Forward Nicolas Roy, a fourth-round pick (No. 96) in the 2015 NHL Draft, had 15 points (six goals, nine assists) in 19 playoff games. Forward Julien Gauthier, the No. 21 pick in the 2016 NHL Draft, had eight points (five goals, three assists) in 17 playoff games.
Among defensemen, rookie Jake Bean, the No. 13 pick in 2016, was plus-10 with 26 shots on goal in 15 postseason games while Haydn Fleury, the No. 7 pick in the 2014 NHL Draft, had six points (two goals, four assists) and was a plus-seven.
Goalie Alex Nedeljkovic, selected in the second round (No. 37) in 2014, is a prime candidate for more work in Carolina next season after three busy AHL seasons. He has led AHL goalie in regular-season games in back-to-back seasons, including 51 in 2018-19.

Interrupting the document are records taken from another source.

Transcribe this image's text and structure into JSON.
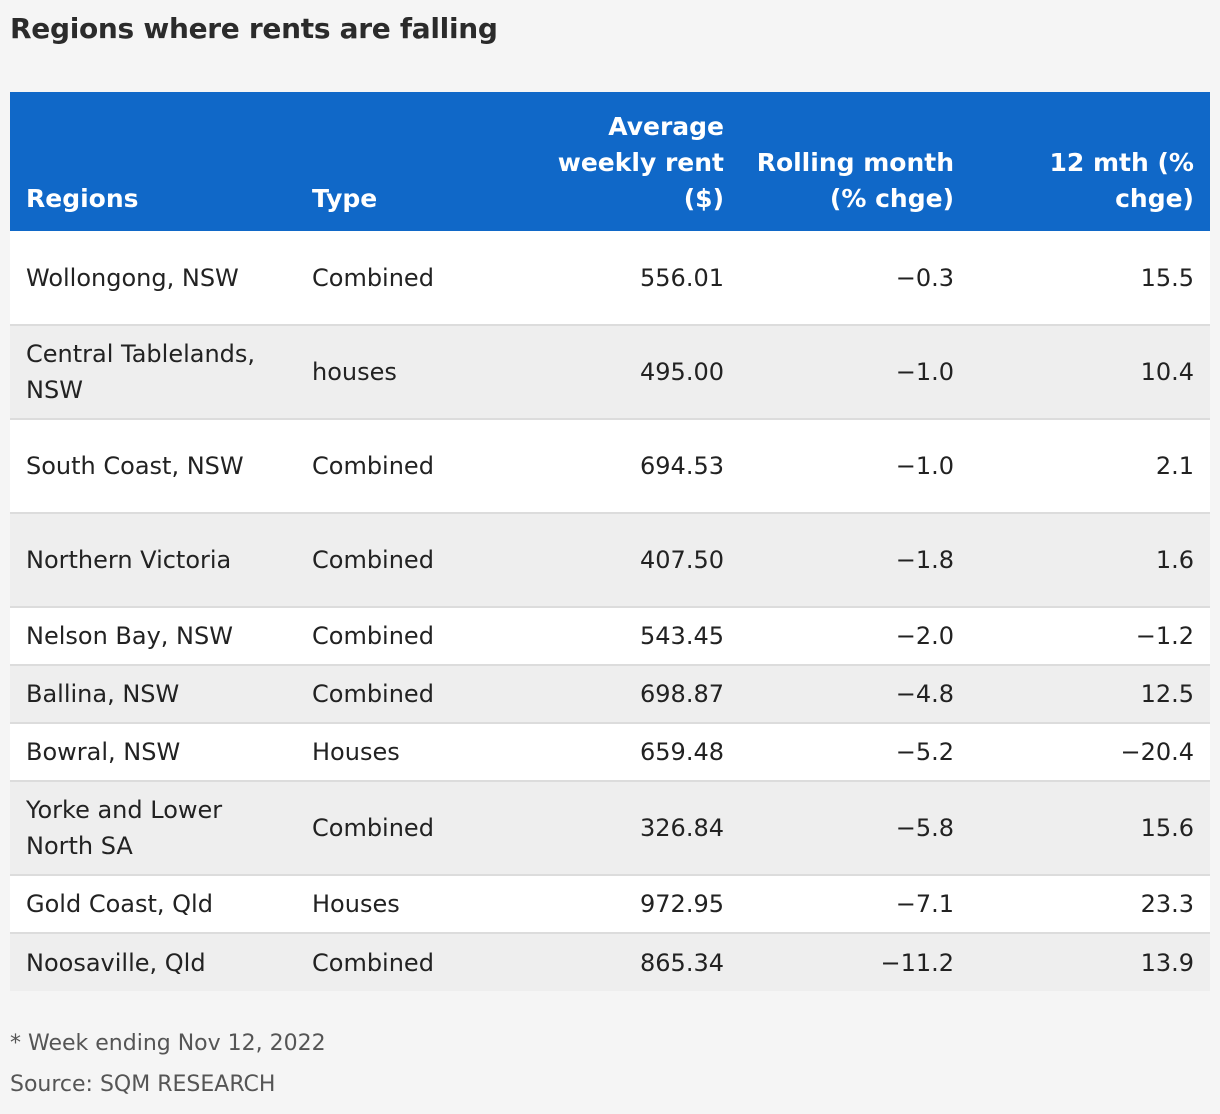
{
  "chart_data": {
    "type": "table",
    "title": "Regions where rents are falling",
    "columns": [
      "Regions",
      "Type",
      "Average weekly rent ($)",
      "Rolling month (% chge)",
      "12 mth (% chge)"
    ],
    "rows": [
      [
        "Wollongong, NSW",
        "Combined",
        "556.01",
        "−0.3",
        "15.5"
      ],
      [
        "Central Tablelands, NSW",
        "houses",
        "495.00",
        "−1.0",
        "10.4"
      ],
      [
        "South Coast, NSW",
        "Combined",
        "694.53",
        "−1.0",
        "2.1"
      ],
      [
        "Northern Victoria",
        "Combined",
        "407.50",
        "−1.8",
        "1.6"
      ],
      [
        "Nelson Bay, NSW",
        "Combined",
        "543.45",
        "−2.0",
        "−1.2"
      ],
      [
        "Ballina, NSW",
        "Combined",
        "698.87",
        "−4.8",
        "12.5"
      ],
      [
        "Bowral, NSW",
        "Houses",
        "659.48",
        "−5.2",
        "−20.4"
      ],
      [
        "Yorke and Lower North SA",
        "Combined",
        "326.84",
        "−5.8",
        "15.6"
      ],
      [
        "Gold Coast, Qld",
        "Houses",
        "972.95",
        "−7.1",
        "23.3"
      ],
      [
        "Noosaville, Qld",
        "Combined",
        "865.34",
        "−11.2",
        "13.9"
      ]
    ],
    "footnote": "* Week ending Nov 12, 2022",
    "source": "Source: SQM RESEARCH"
  },
  "colors": {
    "header_background": "#1068c8",
    "header_text": "#ffffff",
    "row_odd": "#ffffff",
    "row_even": "#eeeeee",
    "page_background": "#f5f5f5"
  }
}
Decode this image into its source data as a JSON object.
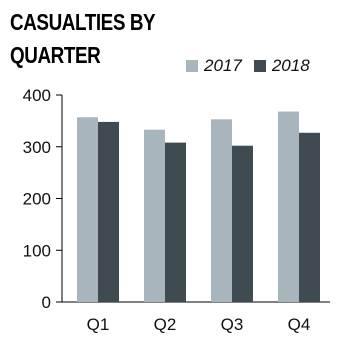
{
  "chart_data": {
    "type": "bar",
    "title": "CASUALTIES BY QUARTER",
    "categories": [
      "Q1",
      "Q2",
      "Q3",
      "Q4"
    ],
    "series": [
      {
        "name": "2017",
        "values": [
          357,
          333,
          353,
          368
        ],
        "color": "#a9b5bc"
      },
      {
        "name": "2018",
        "values": [
          348,
          308,
          302,
          327
        ],
        "color": "#3f4a51"
      }
    ],
    "yticks": [
      "0",
      "100",
      "200",
      "300",
      "400"
    ],
    "ylim": [
      0,
      400
    ],
    "xlabel": "",
    "ylabel": "",
    "grid": false,
    "legend_position": "top-right"
  }
}
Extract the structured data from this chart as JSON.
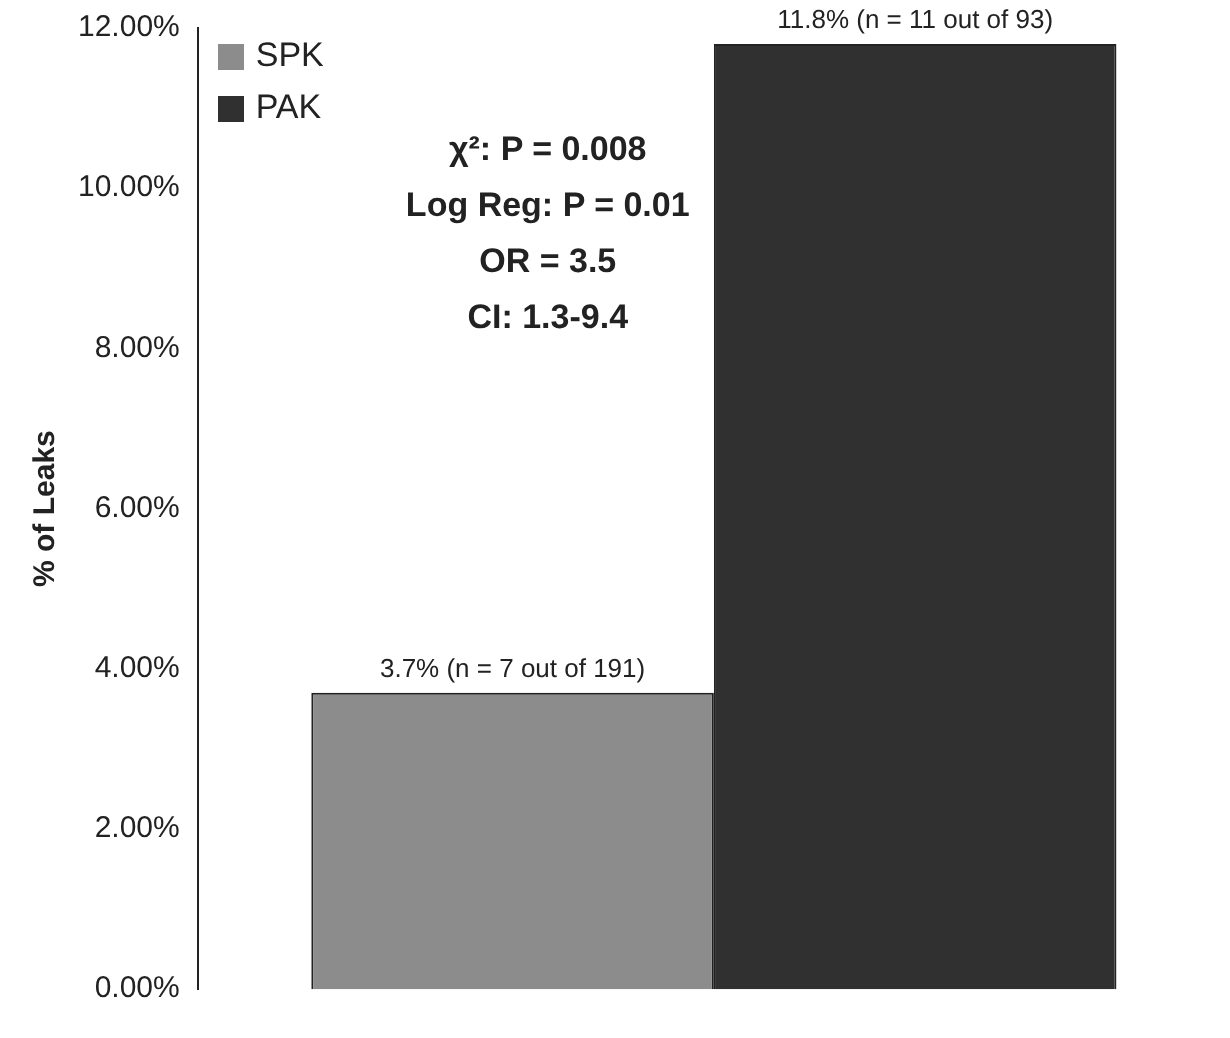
{
  "chart_data": {
    "type": "bar",
    "ylabel": "% of Leaks",
    "categories": [
      null
    ],
    "series": [
      {
        "name": "SPK",
        "color": "#8c8c8c",
        "values": [
          3.7
        ],
        "value_labels": [
          "3.7% (n = 7 out of 191)"
        ]
      },
      {
        "name": "PAK",
        "color": "#303030",
        "values": [
          11.8
        ],
        "value_labels": [
          "11.8% (n = 11 out of 93)"
        ]
      }
    ],
    "ylim": [
      0,
      12
    ],
    "yticks": [
      {
        "value": 0,
        "label": "0.00%"
      },
      {
        "value": 2,
        "label": "2.00%"
      },
      {
        "value": 4,
        "label": "4.00%"
      },
      {
        "value": 6,
        "label": "6.00%"
      },
      {
        "value": 8,
        "label": "8.00%"
      },
      {
        "value": 10,
        "label": "10.00%"
      },
      {
        "value": 12,
        "label": "12.00%"
      }
    ],
    "annotations": [
      "χ²: P = 0.008",
      "Log Reg: P = 0.01",
      "OR = 3.5",
      "CI: 1.3-9.4"
    ],
    "legend": "top left",
    "grid": false
  }
}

Nedeljkovic was 10-4 with a 2.31 goals-against average and .916 save percentage in 15 playoff games. He was named to the AHL First All-Star Team and won the Aldege “Baz” Bastien Memorial Award as the AHL’s outstanding goalie in the regular season when he was 34-9-5 with a 2.26 GAA and .916 save percentage.

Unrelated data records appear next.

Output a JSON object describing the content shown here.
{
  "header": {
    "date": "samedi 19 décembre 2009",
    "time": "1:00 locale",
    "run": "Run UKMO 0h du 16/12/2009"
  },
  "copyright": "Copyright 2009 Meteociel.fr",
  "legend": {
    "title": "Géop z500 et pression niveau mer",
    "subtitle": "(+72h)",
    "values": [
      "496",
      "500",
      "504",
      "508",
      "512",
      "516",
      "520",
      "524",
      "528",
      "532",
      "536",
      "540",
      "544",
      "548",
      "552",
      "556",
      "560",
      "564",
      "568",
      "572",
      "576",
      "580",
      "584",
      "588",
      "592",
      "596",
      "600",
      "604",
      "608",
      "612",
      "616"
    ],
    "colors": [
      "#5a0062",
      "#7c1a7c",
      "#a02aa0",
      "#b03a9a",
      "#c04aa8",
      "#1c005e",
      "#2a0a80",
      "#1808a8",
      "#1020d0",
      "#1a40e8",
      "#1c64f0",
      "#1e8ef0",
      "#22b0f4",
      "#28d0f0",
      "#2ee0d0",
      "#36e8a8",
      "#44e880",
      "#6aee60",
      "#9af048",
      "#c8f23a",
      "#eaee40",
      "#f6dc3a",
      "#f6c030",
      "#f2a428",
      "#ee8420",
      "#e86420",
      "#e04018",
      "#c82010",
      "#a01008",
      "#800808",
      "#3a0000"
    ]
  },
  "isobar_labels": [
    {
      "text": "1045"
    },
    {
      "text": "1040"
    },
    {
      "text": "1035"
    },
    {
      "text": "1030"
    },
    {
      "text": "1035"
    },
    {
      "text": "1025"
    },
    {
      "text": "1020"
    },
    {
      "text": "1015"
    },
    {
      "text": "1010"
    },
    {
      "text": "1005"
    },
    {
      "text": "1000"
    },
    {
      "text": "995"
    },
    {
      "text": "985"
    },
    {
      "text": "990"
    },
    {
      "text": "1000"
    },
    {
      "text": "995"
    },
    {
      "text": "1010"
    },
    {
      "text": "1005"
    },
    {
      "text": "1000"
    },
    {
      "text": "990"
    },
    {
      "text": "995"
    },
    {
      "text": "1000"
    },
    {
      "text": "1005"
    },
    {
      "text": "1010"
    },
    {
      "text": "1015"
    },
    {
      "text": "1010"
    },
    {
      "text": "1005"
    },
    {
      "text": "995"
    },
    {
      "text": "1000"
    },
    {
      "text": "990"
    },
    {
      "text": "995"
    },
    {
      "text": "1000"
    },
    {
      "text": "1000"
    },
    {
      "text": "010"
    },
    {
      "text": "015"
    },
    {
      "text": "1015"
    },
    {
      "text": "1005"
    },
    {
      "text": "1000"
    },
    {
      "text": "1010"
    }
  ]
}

Forward Andrew Poturalski was named the Jack A. Butterfield Trophy winner as the most valuable player in the Calder Cup Playoffs. Playing with a broken foot, Poturalski had 23 points (12 goals, 11 assists) in 18 games.

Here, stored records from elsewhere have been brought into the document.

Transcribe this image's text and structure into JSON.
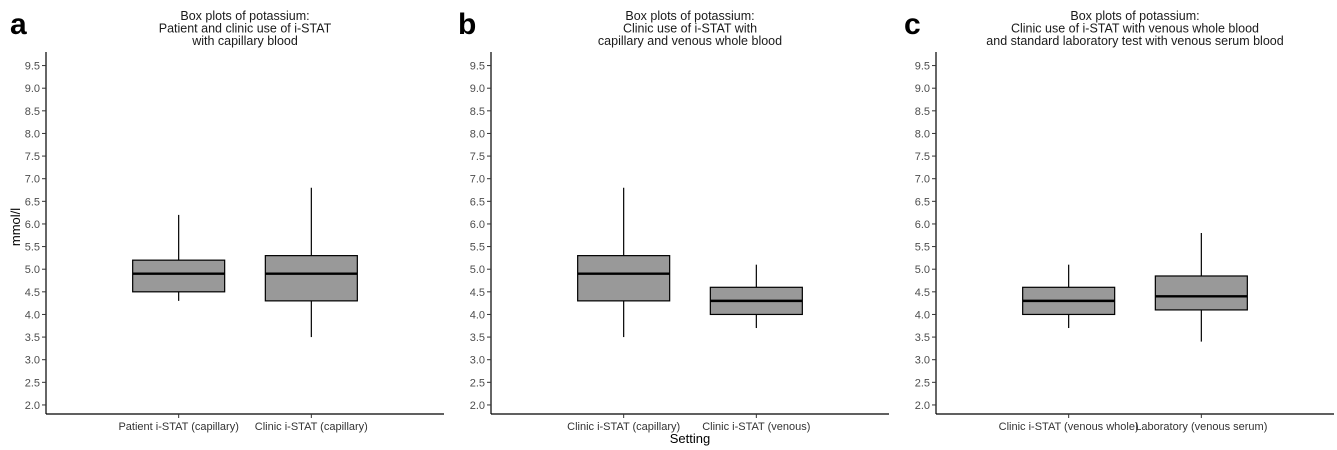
{
  "chart_data": [
    {
      "type": "box",
      "panel_label": "a",
      "title": [
        "Box plots of potassium:",
        "Patient and clinic use of i-STAT",
        "with capillary blood"
      ],
      "ylabel": "mmol/l",
      "xlabel": "",
      "ylim": [
        1.8,
        9.8
      ],
      "yticks": [
        "2.0",
        "2.5",
        "3.0",
        "3.5",
        "4.0",
        "4.5",
        "5.0",
        "5.5",
        "6.0",
        "6.5",
        "7.0",
        "7.5",
        "8.0",
        "8.5",
        "9.0",
        "9.5"
      ],
      "grid": false,
      "categories": [
        "Patient i-STAT (capillary)",
        "Clinic i-STAT (capillary)"
      ],
      "boxes": [
        {
          "min": 4.3,
          "q1": 4.5,
          "median": 4.9,
          "q3": 5.2,
          "max": 6.2
        },
        {
          "min": 3.5,
          "q1": 4.3,
          "median": 4.9,
          "q3": 5.3,
          "max": 6.8
        }
      ]
    },
    {
      "type": "box",
      "panel_label": "b",
      "title": [
        "Box plots of potassium:",
        "Clinic use of i-STAT with",
        "capillary and venous whole blood"
      ],
      "ylabel": "",
      "xlabel": "Setting",
      "ylim": [
        1.8,
        9.8
      ],
      "yticks": [
        "2.0",
        "2.5",
        "3.0",
        "3.5",
        "4.0",
        "4.5",
        "5.0",
        "5.5",
        "6.0",
        "6.5",
        "7.0",
        "7.5",
        "8.0",
        "8.5",
        "9.0",
        "9.5"
      ],
      "grid": false,
      "categories": [
        "Clinic i-STAT (capillary)",
        "Clinic i-STAT (venous)"
      ],
      "boxes": [
        {
          "min": 3.5,
          "q1": 4.3,
          "median": 4.9,
          "q3": 5.3,
          "max": 6.8
        },
        {
          "min": 3.7,
          "q1": 4.0,
          "median": 4.3,
          "q3": 4.6,
          "max": 5.1
        }
      ]
    },
    {
      "type": "box",
      "panel_label": "c",
      "title": [
        "Box plots of potassium:",
        "Clinic use of i-STAT with venous whole blood",
        "and standard laboratory test with venous serum blood"
      ],
      "ylabel": "",
      "xlabel": "",
      "ylim": [
        1.8,
        9.8
      ],
      "yticks": [
        "2.0",
        "2.5",
        "3.0",
        "3.5",
        "4.0",
        "4.5",
        "5.0",
        "5.5",
        "6.0",
        "6.5",
        "7.0",
        "7.5",
        "8.0",
        "8.5",
        "9.0",
        "9.5"
      ],
      "grid": false,
      "categories": [
        "Clinic i-STAT (venous whole)",
        "Laboratory (venous serum)"
      ],
      "boxes": [
        {
          "min": 3.7,
          "q1": 4.0,
          "median": 4.3,
          "q3": 4.6,
          "max": 5.1
        },
        {
          "min": 3.4,
          "q1": 4.1,
          "median": 4.4,
          "q3": 4.85,
          "max": 5.8
        }
      ]
    }
  ],
  "colors": {
    "box_fill": "#999999",
    "stroke": "#000000"
  }
}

The 25-year-old, in his third season with Charlotte, formed part of a deep veteran core that helped guide Carolina’s young prospects. Captain Patrick Brown excelled in a variety of roles and also proved to be a useful NHL recall option. Jurco and Necas flourished together quickly.
“[Hurricanes general manager Don Waddell] believed in this group, believed in giving us good young players and surrounding them with awesome vets,” Charlotte senior vice president of hockey operations Derek Wilkinson said. “That’s the formula that works in the American League. It’s tried and true, but it’s hard to get to, and hard to do.”
Defensemen Trevor Carrick, Josiah Didier, Dan Renouf and Bobby Sanguinetti added experience for younger defenders like Bean and Jesper Sellgren.
Forward Zack Stortini offered guidance and was the first player to receive the Calder Cup from Brown. Veteran goalie Dustin Tokarski formed a top tandem with Nedeljkovic.
“It was all positive, and I couldn’t ask for a better guy to be there with you and to win it with,” Nedeljkovic said of Tokarski.
Behind the bench
Vellucci is 97-43-8-4 in two seasons with Charlotte, and this season had 11 players play for the Hurricanes.
Vellucci molded the talent into a cohesive, detail-oriented unit. The Charlotte penalty kill finished first in the regular season (86.6 percent), and the team finished second in goals-against per game (2.49). Charlotte limited opponents to 27.03 shots per game in the regular season, third-best in the AHL.
That brand of tenacious defense fueled an already potent offense that finished fifth in the regular season at 3.36 goals per game and first in the postseason (4.05).
Vellucci finished his fifth season in the Carolina organization after a strong career as coach and general manager with Plymouth, where he twice won Ontario Hockey League Coach of the Year honors.
His work with Charlotte had already attracted considerable attention, and a Calder Cup will only further solidify his credentials as a candidate for NHL coaching vacancies at some point.